Sendo a cultura cigana tão enraizada, como foi o processo de se afastar dos costumes e das tradições ciganas?
Sim é uma cultura bastante enraizada, como qualquer cultura minoritária, em que há aquele sentimento de pertença e de manter intacto quase que um legado. Eu nunca me vi obrigada a afastar-me dos costumes e das tradições, porque nem sequer me foram impostos. Eu conseguia viver e conviver com a maior parte dos costumes e deixar de parte aqueles que não me agradavam. Nunca foi um processo de afastamento de forma negativa.
Em que sentido é que o apoio da família foi importante?

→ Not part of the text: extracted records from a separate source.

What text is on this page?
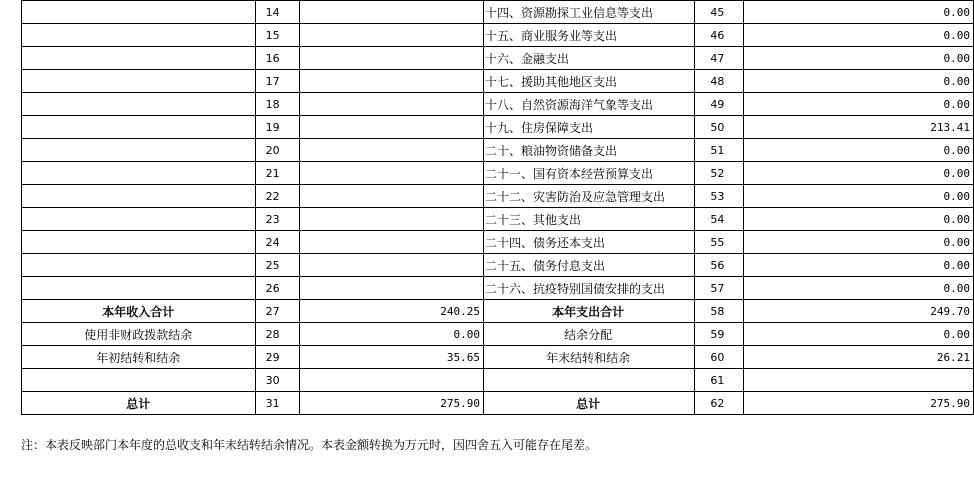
	14		十四、资源勘探工业信息等支出	45	0.00
	15		十五、商业服务业等支出	46	0.00
	16		十六、金融支出	47	0.00
	17		十七、援助其他地区支出	48	0.00
	18		十八、自然资源海洋气象等支出	49	0.00
	19		十九、住房保障支出	50	213.41
	20		二十、粮油物资储备支出	51	0.00
	21		二十一、国有资本经营预算支出	52	0.00
	22		二十二、灾害防治及应急管理支出	53	0.00
	23		二十三、其他支出	54	0.00
	24		二十四、债务还本支出	55	0.00
	25		二十五、债务付息支出	56	0.00
	26		二十六、抗疫特别国债安排的支出	57	0.00
本年收入合计	27	240.25	本年支出合计	58	249.70
使用非财政拨款结余	28	0.00	结余分配	59	0.00
年初结转和结余	29	35.65	年末结转和结余	60	26.21
	30			61	
总计	31	275.90	总计	62	275.90
注：本表反映部门本年度的总收支和年末结转结余情况。本表金额转换为万元时，因四舍五入可能存在尾差。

Sempre foi incondicional e baseado na liberdade, era muito no sentido do “vocês têm um pensamento independente, têm de fazer o que acham que é correto”, era o que os nosso pais nos ensinavam. O meu pai tem realmente pessoas na família que, como se diz, são de “pura etnia cigana” (de pai e mãe ciganos). De certa forma nós podíamos pensar que seria incómodo para o meu pai não optarmos por ter essas vivências, mas acabou por não ser assim.
Que perspetiva de vida tenta passar às suas sobrinhas e futuramente aos filhos?
Tudo aquilo que os meus pais também me passaram, tanto a mim como às minhas irmãs. Primeiramente, vou-lhes dar essa possibilidade de escolha, vou-lhes mostrar o que é a comunidade cigana e que não é aquilo que às vezes demonstram. Os meus filhos vão ter as mesmas possibilidades de escolha que eu tive.
Conforme foi crescendo como é que era imaginado o futuro, quais eram as ambições, sonhos e objetivos?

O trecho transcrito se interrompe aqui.